Escapé. Si. Del ruido (el de Ellos) y la furia (la mía).
Nada me agrede tanto, nada me pone tan furiosa como que me roben el silencio, el espacio, el aire de mi casa.
Recorremos caminos sin apenas ver a nadie, tan solo algún ave sorprendida con nuestro sonido de road movie. Tiene gracia, campos de arroz y folk americano de los 70. Y una garza escribiendo en el aire con su elegante caligrafía en blanco y negro.
Nuestras incursiones en pueblos tienen lugar a horas intempestivas, mientras la población duerme o se despereza. Como proscritos que huyen. Encontramos restos y preliminares. Casetas cerradas, aceras por barrer.
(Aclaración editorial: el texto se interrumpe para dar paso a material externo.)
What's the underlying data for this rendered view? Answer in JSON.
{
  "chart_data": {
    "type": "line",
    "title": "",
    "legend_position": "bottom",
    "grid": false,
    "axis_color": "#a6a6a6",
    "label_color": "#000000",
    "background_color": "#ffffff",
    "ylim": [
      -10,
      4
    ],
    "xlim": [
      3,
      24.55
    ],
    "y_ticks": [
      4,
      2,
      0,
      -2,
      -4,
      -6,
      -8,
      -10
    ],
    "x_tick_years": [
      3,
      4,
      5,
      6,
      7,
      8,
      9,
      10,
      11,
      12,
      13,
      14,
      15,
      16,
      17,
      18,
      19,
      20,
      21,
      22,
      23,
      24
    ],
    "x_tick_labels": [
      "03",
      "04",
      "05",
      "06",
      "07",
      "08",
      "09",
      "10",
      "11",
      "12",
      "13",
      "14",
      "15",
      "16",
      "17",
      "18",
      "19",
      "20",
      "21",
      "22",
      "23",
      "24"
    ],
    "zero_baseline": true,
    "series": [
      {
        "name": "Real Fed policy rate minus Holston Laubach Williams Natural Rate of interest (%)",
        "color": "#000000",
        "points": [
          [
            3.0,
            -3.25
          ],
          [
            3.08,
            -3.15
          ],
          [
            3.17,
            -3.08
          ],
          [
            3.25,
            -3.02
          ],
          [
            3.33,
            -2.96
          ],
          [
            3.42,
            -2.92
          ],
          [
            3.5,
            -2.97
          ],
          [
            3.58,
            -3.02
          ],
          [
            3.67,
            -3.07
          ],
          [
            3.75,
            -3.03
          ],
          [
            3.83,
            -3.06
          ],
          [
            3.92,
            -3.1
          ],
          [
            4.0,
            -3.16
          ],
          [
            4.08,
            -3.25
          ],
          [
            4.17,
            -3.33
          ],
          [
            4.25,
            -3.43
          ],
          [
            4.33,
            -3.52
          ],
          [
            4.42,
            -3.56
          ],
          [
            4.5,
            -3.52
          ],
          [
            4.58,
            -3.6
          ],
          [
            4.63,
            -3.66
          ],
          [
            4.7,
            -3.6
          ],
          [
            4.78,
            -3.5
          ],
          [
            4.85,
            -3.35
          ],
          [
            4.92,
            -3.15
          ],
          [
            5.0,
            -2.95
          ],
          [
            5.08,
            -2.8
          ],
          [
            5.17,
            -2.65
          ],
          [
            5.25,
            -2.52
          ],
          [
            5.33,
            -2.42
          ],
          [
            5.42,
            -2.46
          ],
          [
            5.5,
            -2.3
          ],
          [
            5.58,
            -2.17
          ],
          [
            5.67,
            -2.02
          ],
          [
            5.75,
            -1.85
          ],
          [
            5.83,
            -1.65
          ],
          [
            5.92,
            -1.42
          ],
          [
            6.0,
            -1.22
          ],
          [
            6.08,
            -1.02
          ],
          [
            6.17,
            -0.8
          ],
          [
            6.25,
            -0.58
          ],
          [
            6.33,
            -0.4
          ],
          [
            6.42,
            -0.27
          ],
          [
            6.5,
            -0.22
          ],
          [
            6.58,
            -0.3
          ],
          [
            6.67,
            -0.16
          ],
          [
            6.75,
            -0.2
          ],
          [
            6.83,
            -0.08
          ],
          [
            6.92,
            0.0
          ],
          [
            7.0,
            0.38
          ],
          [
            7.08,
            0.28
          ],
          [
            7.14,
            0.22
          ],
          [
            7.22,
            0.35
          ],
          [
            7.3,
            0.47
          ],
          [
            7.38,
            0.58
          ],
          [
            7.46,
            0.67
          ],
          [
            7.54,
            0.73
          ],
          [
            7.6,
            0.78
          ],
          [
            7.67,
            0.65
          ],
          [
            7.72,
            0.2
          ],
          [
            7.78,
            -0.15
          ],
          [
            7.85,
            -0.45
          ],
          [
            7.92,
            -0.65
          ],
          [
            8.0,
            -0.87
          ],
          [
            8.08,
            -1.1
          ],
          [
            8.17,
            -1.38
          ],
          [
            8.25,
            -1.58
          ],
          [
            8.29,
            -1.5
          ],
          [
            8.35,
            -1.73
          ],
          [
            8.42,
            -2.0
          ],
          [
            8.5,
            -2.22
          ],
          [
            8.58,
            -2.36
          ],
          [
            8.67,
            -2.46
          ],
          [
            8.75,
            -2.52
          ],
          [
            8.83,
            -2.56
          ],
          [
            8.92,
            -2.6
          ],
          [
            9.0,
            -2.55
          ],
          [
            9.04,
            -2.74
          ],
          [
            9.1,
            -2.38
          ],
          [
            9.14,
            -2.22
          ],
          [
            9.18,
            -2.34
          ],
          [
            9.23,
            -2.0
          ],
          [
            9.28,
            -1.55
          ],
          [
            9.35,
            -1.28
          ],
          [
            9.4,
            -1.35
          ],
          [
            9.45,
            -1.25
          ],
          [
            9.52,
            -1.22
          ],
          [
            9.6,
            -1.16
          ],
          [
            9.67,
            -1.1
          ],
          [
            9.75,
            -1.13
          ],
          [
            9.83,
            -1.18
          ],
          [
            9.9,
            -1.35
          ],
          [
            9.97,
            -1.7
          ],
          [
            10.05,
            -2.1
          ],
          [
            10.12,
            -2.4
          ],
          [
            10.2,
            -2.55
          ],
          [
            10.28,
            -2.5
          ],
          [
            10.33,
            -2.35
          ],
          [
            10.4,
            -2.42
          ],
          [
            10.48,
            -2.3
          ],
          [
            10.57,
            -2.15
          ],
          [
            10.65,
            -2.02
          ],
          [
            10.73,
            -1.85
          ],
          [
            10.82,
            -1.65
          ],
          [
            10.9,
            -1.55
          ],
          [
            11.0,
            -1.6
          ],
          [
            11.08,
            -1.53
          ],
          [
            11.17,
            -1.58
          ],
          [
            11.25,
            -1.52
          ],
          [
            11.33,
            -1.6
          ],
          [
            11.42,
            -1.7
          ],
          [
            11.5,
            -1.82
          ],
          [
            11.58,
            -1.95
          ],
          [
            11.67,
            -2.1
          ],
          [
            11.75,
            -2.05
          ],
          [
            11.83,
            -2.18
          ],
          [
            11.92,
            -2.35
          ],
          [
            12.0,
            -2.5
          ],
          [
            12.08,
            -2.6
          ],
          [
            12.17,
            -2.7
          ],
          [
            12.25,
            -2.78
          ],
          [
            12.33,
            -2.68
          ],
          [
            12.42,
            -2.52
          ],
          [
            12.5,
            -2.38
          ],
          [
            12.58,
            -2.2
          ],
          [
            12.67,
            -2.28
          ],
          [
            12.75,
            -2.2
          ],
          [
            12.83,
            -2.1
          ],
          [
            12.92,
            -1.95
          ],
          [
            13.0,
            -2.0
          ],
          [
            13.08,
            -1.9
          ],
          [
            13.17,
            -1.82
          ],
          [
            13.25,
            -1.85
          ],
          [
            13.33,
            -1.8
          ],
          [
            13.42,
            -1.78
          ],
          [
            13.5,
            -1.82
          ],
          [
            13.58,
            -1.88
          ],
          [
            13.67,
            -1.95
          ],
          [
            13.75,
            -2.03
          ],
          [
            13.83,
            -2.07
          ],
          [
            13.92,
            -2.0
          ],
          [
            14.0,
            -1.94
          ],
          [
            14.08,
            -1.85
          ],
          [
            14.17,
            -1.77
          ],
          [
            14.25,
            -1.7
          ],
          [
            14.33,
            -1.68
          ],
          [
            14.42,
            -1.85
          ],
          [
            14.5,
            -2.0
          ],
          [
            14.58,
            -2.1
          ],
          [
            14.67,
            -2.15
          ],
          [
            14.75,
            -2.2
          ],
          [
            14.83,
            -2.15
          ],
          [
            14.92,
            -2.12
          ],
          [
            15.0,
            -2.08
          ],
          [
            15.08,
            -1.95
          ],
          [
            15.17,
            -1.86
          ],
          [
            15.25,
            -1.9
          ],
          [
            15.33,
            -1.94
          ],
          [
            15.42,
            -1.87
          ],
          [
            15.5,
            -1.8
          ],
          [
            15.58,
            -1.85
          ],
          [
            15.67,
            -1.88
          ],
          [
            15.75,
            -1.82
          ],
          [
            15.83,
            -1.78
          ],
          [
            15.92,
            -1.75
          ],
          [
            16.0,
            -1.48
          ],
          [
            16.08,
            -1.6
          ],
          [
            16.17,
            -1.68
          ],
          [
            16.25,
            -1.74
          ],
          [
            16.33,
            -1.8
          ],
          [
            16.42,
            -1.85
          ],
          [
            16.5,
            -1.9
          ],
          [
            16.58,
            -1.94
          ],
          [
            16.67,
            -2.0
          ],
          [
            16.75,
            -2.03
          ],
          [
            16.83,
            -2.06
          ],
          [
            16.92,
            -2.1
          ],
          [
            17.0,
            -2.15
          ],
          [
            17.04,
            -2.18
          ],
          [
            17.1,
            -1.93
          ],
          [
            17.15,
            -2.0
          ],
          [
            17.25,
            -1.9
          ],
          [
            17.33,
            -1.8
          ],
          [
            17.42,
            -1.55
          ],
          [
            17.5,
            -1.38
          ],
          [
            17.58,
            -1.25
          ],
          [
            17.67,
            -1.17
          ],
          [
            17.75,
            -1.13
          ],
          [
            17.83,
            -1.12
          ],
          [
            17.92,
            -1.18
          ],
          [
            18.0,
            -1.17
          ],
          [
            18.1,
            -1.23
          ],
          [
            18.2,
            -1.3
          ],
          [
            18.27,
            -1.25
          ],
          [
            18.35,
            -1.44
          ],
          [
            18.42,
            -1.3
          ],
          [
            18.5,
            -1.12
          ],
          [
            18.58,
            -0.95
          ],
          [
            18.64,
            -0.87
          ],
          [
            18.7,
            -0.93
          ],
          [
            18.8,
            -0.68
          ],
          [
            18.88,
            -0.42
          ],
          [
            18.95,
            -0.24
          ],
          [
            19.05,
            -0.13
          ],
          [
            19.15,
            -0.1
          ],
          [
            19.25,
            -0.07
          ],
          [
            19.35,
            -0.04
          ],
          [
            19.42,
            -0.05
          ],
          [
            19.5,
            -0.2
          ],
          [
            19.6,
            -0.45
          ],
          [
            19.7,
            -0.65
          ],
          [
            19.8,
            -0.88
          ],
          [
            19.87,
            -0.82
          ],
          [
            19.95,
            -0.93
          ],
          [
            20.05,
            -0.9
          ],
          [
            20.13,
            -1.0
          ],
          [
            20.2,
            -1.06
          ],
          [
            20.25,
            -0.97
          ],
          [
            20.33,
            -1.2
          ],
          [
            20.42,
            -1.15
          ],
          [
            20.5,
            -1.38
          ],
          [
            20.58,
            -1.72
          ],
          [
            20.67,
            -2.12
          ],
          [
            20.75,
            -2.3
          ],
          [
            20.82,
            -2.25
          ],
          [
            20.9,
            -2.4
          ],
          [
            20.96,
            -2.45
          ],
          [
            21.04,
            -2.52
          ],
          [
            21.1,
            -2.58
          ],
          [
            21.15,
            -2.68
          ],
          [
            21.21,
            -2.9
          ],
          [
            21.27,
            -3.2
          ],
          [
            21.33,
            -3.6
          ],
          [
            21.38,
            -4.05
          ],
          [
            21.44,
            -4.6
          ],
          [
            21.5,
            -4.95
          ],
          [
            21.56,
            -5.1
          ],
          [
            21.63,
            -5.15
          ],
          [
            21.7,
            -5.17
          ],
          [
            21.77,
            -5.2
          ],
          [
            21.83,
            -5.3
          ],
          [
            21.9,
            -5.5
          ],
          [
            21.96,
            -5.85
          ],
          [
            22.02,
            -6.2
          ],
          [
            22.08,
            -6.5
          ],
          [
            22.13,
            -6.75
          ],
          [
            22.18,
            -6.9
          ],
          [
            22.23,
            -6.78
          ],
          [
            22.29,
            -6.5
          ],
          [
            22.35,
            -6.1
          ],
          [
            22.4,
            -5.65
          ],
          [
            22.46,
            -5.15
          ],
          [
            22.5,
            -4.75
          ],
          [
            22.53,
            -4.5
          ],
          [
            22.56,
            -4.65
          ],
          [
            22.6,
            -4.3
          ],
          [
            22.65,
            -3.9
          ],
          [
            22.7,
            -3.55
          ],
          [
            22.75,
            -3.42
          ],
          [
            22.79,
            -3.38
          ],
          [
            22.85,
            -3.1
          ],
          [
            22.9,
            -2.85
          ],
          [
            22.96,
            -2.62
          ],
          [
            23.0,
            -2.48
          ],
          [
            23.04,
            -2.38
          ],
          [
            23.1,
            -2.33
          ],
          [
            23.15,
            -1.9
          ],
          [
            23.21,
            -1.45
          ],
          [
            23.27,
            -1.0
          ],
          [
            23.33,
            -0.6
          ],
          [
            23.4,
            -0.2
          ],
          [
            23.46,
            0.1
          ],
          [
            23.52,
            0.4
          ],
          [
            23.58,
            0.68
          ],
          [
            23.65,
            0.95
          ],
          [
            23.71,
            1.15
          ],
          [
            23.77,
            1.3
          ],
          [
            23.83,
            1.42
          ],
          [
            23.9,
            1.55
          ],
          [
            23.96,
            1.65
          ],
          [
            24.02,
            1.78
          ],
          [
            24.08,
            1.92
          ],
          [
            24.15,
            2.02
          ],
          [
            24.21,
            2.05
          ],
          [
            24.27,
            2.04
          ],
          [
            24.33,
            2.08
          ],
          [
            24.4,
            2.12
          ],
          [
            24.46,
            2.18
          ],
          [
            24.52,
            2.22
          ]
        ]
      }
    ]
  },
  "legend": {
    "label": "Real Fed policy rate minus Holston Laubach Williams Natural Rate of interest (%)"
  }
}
Signos de fiesta a deshora.
Miramos arriba, a lo lejos. La mirada se alarga en la distancia.
Saludamos algún avión que, con impávida trayectoria forma signos de humo blanco en el cielo.
Las dunas muestran caminos que no habremos de recorrer. El horizonte marca el único límite.
Se llenan los ojos de azul, como de una especia preciosa que limpia y desconecta las mentes.
Apenas sonido salvo el del viento blanco. Apenas habitantes, tan solo patos diligentes que nadan al atardecer entre las cañas. Apenas construcciones excepto las casetas abandonadas, o casi, de pescadores y guardianes.
De cuando en cuando, como una cadencia del crepúsculo, el chapoteo de un pez que quiere volar, nuestras risas y canciones en voz baja. Los pasos de nuestros pies. Que no se detienen.